🚩 What is redflag?#


Redflag is a Python library that applies “safety by design” to machine learning. It helps researchers and practitioners in this field ensure their models are safe and reliable by alerting them to potential pitfalls. These pitfalls could lead to overconfidence in the model or wildly spurious predictions. Redflag offers accessible ways for users to integrate safety checks into their workflows by providing scikit-learn transformers, pandas accessors, and standalone functions. These components can easily be incorporated into existing workflows, helping identify issues and enhance the quality and safety of predictive models.

Safety by design#

Safety by design means to ‘design out’ hazardous situations from complex machines or processes before they can do harm. The concept, also known as prevention through design, has been applied to civil engineering and industrial design for decades. Recently it has also been applied to software engineering and, more recently still, to machine learning [@van-gelder-etal-2021]. Redflag helps machine learning researchers and practitioners design safety into their workflows.

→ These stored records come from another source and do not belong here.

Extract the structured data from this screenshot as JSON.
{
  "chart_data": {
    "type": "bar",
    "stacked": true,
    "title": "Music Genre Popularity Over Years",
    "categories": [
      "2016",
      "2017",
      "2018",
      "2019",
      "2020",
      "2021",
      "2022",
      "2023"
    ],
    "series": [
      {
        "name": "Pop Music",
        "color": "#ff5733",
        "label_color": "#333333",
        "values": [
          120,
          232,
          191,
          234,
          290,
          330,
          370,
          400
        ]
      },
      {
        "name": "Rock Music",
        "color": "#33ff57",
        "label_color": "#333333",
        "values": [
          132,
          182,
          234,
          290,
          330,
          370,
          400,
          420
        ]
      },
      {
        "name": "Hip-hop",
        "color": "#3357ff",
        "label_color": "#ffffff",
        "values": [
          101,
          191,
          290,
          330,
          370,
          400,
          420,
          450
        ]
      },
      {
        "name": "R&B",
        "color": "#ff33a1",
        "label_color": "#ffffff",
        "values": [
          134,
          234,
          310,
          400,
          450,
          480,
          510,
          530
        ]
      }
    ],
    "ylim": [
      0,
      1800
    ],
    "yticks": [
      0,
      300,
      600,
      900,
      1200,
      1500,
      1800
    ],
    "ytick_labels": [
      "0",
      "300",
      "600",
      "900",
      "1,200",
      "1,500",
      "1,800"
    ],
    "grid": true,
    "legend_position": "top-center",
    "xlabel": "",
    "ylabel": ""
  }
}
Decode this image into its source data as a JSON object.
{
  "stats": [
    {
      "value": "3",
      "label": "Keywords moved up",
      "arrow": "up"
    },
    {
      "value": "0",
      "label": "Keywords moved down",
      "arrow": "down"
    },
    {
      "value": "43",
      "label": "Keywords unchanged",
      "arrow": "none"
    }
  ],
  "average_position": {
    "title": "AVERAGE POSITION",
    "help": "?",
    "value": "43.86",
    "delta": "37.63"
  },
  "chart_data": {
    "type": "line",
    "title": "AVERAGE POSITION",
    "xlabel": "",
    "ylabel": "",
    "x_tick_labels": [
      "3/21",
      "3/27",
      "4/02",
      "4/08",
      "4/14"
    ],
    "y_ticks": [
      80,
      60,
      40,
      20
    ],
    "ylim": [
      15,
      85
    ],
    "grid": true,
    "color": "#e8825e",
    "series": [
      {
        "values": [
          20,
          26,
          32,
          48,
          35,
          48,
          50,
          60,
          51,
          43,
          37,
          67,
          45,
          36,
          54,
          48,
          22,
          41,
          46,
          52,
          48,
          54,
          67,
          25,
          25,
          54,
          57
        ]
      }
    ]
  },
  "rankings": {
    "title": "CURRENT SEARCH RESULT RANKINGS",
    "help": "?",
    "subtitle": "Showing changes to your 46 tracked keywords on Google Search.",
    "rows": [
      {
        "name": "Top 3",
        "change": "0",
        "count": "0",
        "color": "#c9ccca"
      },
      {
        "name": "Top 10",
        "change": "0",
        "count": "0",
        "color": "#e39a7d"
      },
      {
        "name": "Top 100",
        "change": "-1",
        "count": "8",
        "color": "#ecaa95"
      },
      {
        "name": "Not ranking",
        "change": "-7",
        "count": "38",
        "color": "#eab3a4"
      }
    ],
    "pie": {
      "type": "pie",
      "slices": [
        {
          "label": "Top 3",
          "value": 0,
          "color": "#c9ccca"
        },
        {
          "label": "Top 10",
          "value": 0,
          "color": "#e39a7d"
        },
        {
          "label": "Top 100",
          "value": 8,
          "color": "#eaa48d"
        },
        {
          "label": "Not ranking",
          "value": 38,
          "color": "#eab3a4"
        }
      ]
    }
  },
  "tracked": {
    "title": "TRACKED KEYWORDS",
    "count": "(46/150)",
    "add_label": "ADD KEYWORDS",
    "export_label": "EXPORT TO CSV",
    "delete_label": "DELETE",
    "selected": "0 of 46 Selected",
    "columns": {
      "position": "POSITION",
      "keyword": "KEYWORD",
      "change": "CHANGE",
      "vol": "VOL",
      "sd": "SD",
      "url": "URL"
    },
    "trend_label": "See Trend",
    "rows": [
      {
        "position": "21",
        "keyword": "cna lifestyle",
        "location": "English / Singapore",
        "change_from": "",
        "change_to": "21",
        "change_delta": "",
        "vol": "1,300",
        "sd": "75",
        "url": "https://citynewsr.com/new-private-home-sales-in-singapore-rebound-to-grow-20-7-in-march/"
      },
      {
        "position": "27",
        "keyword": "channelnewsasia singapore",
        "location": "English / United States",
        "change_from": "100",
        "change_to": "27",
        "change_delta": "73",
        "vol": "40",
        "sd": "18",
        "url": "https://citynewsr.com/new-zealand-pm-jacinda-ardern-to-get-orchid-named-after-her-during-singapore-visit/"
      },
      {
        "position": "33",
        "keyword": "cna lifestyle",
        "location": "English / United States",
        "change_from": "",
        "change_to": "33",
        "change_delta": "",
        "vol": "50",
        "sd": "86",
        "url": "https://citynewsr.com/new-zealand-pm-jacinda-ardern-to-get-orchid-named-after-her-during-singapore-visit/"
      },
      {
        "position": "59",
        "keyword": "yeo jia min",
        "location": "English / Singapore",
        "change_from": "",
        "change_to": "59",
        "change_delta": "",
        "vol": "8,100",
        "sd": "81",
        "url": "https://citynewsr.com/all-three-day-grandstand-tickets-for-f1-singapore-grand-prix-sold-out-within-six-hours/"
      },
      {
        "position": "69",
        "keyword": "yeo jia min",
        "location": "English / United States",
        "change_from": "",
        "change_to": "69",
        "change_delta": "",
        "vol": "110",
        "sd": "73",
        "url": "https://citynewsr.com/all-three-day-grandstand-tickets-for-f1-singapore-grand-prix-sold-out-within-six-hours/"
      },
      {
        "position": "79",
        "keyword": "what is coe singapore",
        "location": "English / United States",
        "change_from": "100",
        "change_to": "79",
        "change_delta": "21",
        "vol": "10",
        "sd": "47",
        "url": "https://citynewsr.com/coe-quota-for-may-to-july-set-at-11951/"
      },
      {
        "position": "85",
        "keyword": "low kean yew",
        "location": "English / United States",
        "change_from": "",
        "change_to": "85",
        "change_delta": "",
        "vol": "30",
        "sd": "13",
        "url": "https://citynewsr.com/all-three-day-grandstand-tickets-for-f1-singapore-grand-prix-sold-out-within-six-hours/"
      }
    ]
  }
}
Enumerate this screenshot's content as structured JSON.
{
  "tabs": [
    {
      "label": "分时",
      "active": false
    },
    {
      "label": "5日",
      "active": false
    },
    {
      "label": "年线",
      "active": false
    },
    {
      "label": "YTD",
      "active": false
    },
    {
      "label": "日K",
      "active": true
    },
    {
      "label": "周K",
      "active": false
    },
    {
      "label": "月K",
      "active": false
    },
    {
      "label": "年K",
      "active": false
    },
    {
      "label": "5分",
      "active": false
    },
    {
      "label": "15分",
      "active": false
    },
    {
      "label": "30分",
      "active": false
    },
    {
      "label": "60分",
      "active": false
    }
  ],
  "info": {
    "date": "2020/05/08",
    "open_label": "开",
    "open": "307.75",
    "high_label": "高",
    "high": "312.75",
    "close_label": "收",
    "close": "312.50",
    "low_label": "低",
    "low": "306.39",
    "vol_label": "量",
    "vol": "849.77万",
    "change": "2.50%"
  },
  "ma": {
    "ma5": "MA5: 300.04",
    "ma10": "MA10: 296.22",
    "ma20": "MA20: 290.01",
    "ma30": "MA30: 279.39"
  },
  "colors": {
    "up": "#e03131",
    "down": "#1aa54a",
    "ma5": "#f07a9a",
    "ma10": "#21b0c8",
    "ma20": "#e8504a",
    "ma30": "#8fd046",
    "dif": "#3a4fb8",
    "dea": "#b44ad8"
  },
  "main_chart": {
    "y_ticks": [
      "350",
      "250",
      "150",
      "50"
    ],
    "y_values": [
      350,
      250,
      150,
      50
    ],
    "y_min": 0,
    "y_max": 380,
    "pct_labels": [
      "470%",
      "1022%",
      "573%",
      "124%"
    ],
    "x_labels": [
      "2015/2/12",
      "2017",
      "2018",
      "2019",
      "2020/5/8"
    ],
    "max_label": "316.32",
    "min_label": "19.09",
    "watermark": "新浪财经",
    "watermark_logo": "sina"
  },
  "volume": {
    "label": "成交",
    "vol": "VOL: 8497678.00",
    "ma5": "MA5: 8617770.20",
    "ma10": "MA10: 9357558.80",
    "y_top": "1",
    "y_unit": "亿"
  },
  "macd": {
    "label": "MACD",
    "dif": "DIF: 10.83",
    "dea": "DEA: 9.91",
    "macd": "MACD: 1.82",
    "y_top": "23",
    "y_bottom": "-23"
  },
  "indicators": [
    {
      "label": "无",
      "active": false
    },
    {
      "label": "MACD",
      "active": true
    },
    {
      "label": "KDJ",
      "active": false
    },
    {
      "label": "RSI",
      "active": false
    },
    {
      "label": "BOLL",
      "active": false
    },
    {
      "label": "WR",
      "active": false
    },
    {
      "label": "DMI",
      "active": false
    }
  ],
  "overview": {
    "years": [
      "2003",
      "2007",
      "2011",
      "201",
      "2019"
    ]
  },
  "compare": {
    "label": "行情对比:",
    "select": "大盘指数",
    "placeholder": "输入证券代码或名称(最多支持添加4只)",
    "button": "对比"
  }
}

To read more about the motivation for this package, check out the draft paper submitted to JOSS.

What’s in redflag#

Redflag offers three ways for users to insert safety checks into their machine learning workflows:

  1. scikit-learn transformers which fit directly into the pipelines that most data scientists are already using, e.g. redflag.ImbalanceDetector().fit_transform(X, y).

  2. pandas accessors on Series and DataFrames, which can be called like a method on existing Pandas objects, e.g. df['target'].redflag.is_imbalanced().

  3. Standalone functions which the user can compose their own checks and tests with, e.g. redflag.is_imbalanced(y).

There are two kinds of scikit-learn transformer:

  • Detectors check every dataset they encounter. For example, redflag.ClippingDetector checks for clipped data during both model fitting and during prediction.

  • Comparators learn some parameter in the model fitting step, then check subsequent data against those parameters. For example, redflag.DistributionComparator learns the empirical univariate distributions of the training features, then checks that the features in subsequent datasets are tolerably close to these baselines.

Although the scikit-learn components are implemented as transformers, subclassing sklearn.base.BaseEstimator, sklearn.base.TransformerMixin, they do not transform the data. They only raise warnings (or, optionally, exceptions) when a check fails. Redflag does not attempt to fix any problems it encounters.